O Supremo Tribunal Federal (STF) iniciou nesta sexta-feira (13) o julgamento que decidirá sobre a manutenção da decisão do ministro Flávio Dino, que suspendeu as quebras de sigilo aprovadas pela CPMI do INSS. Entre os alvos está Fábio Luís Lula da Silva, conhecido como Lulinha, filho do presidente Luiz Inácio Lula da Silva (PT).
O julgamento está ocorrendo no plenário virtual da Corte, com previsão de conclusão para 20 de março, onde os ministros apresentam seus votos de forma eletrônica.

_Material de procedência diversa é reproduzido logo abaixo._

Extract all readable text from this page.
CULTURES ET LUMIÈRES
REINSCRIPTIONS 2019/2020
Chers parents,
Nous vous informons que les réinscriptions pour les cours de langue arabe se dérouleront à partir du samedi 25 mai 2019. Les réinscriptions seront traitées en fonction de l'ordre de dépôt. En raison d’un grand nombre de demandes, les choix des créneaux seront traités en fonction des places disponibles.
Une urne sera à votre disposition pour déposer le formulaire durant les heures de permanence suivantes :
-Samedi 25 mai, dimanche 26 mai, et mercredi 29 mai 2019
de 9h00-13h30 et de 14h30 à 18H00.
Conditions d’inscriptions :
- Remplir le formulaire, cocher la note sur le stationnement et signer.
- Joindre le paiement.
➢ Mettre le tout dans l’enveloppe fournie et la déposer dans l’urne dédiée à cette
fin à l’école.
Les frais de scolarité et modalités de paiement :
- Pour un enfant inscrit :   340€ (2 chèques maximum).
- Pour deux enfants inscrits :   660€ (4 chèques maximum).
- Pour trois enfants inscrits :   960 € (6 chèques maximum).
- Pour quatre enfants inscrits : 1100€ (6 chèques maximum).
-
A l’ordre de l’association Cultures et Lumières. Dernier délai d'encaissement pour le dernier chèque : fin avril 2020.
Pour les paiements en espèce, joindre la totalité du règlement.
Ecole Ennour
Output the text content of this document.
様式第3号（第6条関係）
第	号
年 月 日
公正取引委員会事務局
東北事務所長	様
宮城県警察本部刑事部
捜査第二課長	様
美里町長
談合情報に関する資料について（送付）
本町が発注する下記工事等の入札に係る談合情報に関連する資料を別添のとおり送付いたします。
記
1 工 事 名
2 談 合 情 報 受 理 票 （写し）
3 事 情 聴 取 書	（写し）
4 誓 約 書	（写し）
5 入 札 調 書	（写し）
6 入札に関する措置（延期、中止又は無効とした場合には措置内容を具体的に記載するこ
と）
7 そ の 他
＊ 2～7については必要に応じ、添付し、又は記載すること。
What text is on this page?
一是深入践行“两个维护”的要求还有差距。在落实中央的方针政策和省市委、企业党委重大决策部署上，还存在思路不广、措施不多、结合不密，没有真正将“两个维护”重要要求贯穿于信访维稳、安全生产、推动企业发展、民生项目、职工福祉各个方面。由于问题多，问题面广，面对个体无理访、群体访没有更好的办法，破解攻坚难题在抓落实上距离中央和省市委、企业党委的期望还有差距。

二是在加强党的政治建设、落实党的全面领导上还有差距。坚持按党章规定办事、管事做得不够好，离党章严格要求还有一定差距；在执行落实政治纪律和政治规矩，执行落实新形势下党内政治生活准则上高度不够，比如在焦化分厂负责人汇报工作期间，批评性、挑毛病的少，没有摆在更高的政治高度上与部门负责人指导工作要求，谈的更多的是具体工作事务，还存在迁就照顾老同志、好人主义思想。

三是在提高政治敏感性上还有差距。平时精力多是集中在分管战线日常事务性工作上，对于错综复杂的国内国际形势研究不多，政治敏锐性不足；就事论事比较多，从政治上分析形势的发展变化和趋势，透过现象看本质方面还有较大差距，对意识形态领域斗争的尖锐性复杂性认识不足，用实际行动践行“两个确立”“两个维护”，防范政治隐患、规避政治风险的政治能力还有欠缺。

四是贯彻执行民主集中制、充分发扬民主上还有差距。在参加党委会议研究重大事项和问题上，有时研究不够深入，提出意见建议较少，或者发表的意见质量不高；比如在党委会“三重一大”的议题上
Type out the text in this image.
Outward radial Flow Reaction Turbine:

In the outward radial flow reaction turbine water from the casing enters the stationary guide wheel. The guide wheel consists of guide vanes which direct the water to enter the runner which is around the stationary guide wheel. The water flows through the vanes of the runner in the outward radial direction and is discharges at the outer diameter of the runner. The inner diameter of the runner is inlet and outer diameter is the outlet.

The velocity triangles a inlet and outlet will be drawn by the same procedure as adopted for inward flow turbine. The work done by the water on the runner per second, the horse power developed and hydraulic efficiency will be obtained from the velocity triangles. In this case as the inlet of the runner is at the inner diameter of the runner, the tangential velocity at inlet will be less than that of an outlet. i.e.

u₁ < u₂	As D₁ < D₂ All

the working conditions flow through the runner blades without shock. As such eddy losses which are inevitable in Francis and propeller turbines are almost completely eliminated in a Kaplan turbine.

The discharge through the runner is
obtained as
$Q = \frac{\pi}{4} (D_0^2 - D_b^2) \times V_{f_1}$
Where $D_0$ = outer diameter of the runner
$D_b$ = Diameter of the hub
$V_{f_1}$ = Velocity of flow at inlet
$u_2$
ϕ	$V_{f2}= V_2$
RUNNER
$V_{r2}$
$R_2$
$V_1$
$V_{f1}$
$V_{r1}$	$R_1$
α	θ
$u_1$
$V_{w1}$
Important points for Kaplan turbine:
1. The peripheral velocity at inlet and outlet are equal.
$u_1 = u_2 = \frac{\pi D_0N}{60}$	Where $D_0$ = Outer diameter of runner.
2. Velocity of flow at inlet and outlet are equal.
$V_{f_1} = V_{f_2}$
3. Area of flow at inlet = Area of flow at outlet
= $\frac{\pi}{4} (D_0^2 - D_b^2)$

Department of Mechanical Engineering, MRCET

A decisão inicial de Dino foi tomada em 4 de março, após questionamento da defesa da empresária Roberta Luchsinger, amiga de Lulinha.
* A decisão de Dino surgiu após pedido da defesa de Roberta Luchsinger, que questionou a quebra de seu sigilo bancário e fiscal determinada pela comissão
* A empresária está sob investigação na CPMI e aparece nos autos da Operação Sem Desconto, da Polícia Federal, que investiga esquema de descontos indevidos em benefícios do INSS
* Na decisão liminar, Dino argumentou sobre o risco de violação ao direito à intimidade sem fundamentação adequada, citando: “Mostra-se presente o perigo de dano ao direito à intimidade da impetrante se quebrado o sigilo bancário e fiscal sem a devida fundamentação da autoridade competente”
* A CPMI havia aprovado 87 requerimentos em bloco no dia 26 de fevereiro, incluindo as quebras de sigilo de Luchsinger e Lulinha
* O ministro criticou a aprovação em massa dos requerimentos, defendendo que tais medidas exigem análise individual e fundamentada
* A suspensão, embora formalmente direcionada à empresária, acabou afetando todos os alvos da mesma deliberação, incluindo Lulinha
O desfecho do julgamento determinará se a CPMI poderá retomar as quebras de sigilo anteriormente aprovadas. A decisão do plenário é aguardada com atenção, considerando a relevância dos investigados e o impacto nas investigações em curso.